En matière de rénovation énergétique, l’article 243 de la loi de finances pour 2021 prévoyait d’instaurer des dérogations au Code de la commande publique, jusqu’au 31 décembre 2022, visant à permettre aux maîtres d’ouvrages publics de conclure certains marchés de conception-réalisation lorsque ceux-ci comprenaient des travaux de réduction de la consommation énergétique des bâtiments. Toutefois, le Conseil constitutionnel a jugé que cette mesure « n’affecte pas directement les dépenses budgétaires de l’année » et l’a déclarée contraire à la Constitution (Conseil constitutionnel, 28 décembre 2020, n° 2020-813 DC, §59).

II. Incitations à la création d’obligations réelles environnementales

Le PLF 2021 met en place des dispositifs d’exonération fiscale pour les propriétaires de biens immobiliers contractant une obligation réelle environnementale (ORE, régie à l’article L. 132-3 du Code de l’environnement[1]), incitant ainsi à la mise en œuvre de cet instrument.

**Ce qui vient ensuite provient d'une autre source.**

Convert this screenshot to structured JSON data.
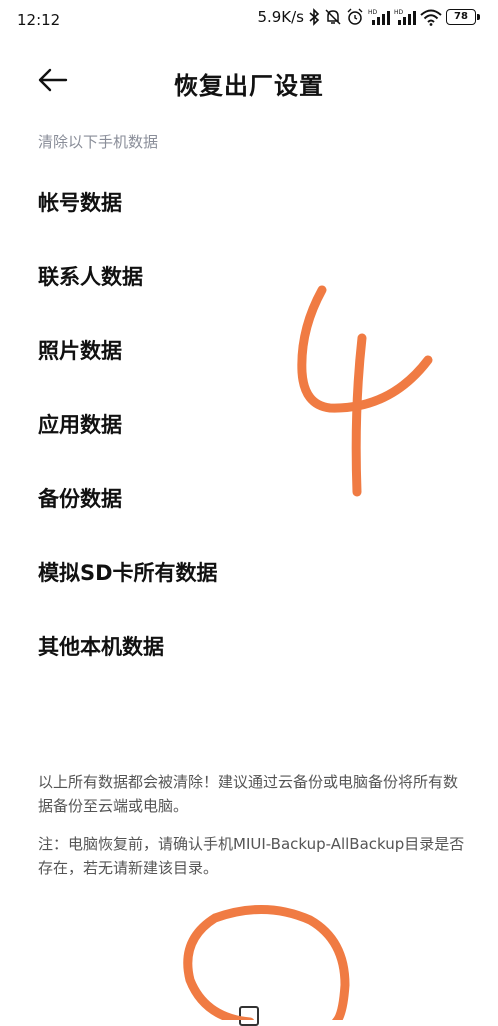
{
  "status_bar": {
    "time": "12:12",
    "speed": "5.9K/s",
    "battery": "78",
    "icons": [
      "bluetooth-icon",
      "mute-icon",
      "alarm-icon",
      "hd-signal-icon",
      "hd-signal-icon",
      "wifi-icon",
      "battery-icon"
    ]
  },
  "header": {
    "back_icon": "arrow-left-icon",
    "title": "恢复出厂设置"
  },
  "section_label": "清除以下手机数据",
  "items": [
    {
      "label": "帐号数据"
    },
    {
      "label": "联系人数据"
    },
    {
      "label": "照片数据"
    },
    {
      "label": "应用数据"
    },
    {
      "label": "备份数据"
    },
    {
      "label": "模拟SD卡所有数据"
    },
    {
      "label": "其他本机数据"
    }
  ],
  "notes": {
    "warning": "以上所有数据都会被清除！建议通过云备份或电脑备份将所有数据备份至云端或电脑。",
    "hint": "注：电脑恢复前，请确认手机MIUI-Backup-AllBackup目录是否存在，若无请新建该目录。"
  },
  "annotation": {
    "handwritten_digit": "4",
    "color": "#f07b43"
  },
  "colors": {
    "background": "#ffffff",
    "text": "#111111",
    "secondary_text": "#8a8e99",
    "note_text": "#555555"
  }
}
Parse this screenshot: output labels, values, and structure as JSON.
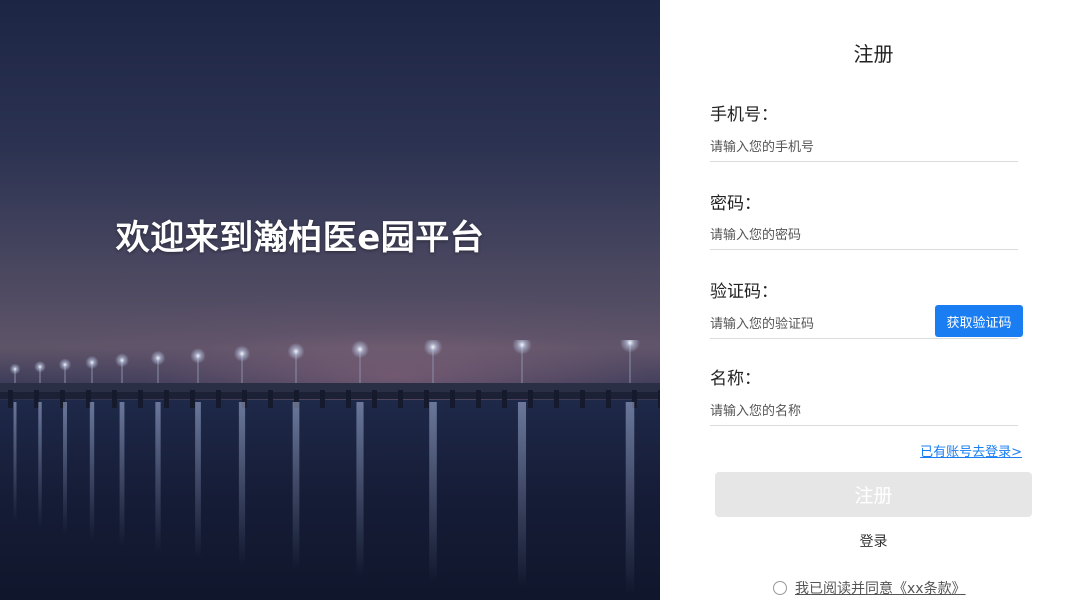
{
  "hero": {
    "welcome_text": "欢迎来到瀚柏医e园平台"
  },
  "form": {
    "title": "注册",
    "phone": {
      "label": "手机号：",
      "placeholder": "请输入您的手机号"
    },
    "password": {
      "label": "密码：",
      "placeholder": "请输入您的密码"
    },
    "code": {
      "label": "验证码：",
      "placeholder": "请输入您的验证码",
      "button_label": "获取验证码"
    },
    "name": {
      "label": "名称：",
      "placeholder": "请输入您的名称"
    },
    "login_link": "已有账号去登录>",
    "register_button": "注册",
    "alt_login": "登录",
    "agreement": "我已阅读并同意《xx条款》"
  },
  "colors": {
    "accent": "#1a7ef2",
    "disabled_button": "#e6e6e6"
  }
}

1°) En effet, en application de l’article 36 de la loi de finances pour 2021, ces propriétaires ne seront pas tenus de verser la contribution de sécurité immobilière (CSI), laquelle est régie à l’article 879 du Code général des impôts (CGI) qui prévoit une contribution à l’Etat de toute personne accomplissant certaines formalités de publicité.

2°) En outre, en application de l’article 130 de la loi de finances pour 2021, les communes et les EPCI pourront adopter une délibération permettant d’exonérer de la taxe foncière sur les propriétés non bâties, pour la part qui leur revient, les propriétés non bâties dont le propriétaire a conclu un contrat d’ORE, et ce pendant toute la durée du contrat. Cette possibilité était déjà reconnue pour les communes à l’article 1394 D du CGI mais elle a été précisée et mentionne désormais explicitement les EPCI.

 

III. Mesures se rattachant à la thématique des déchets

Certaines mesures de la loi de finances pour 2021 traitent de la thématique des déchets, se rattachant notamment à la composante déchet de la Taxe générale sur les activités polluantes (TGAP) et à la part incitative de la Taxe d’enlèvement des ordures ménagères (TEOM).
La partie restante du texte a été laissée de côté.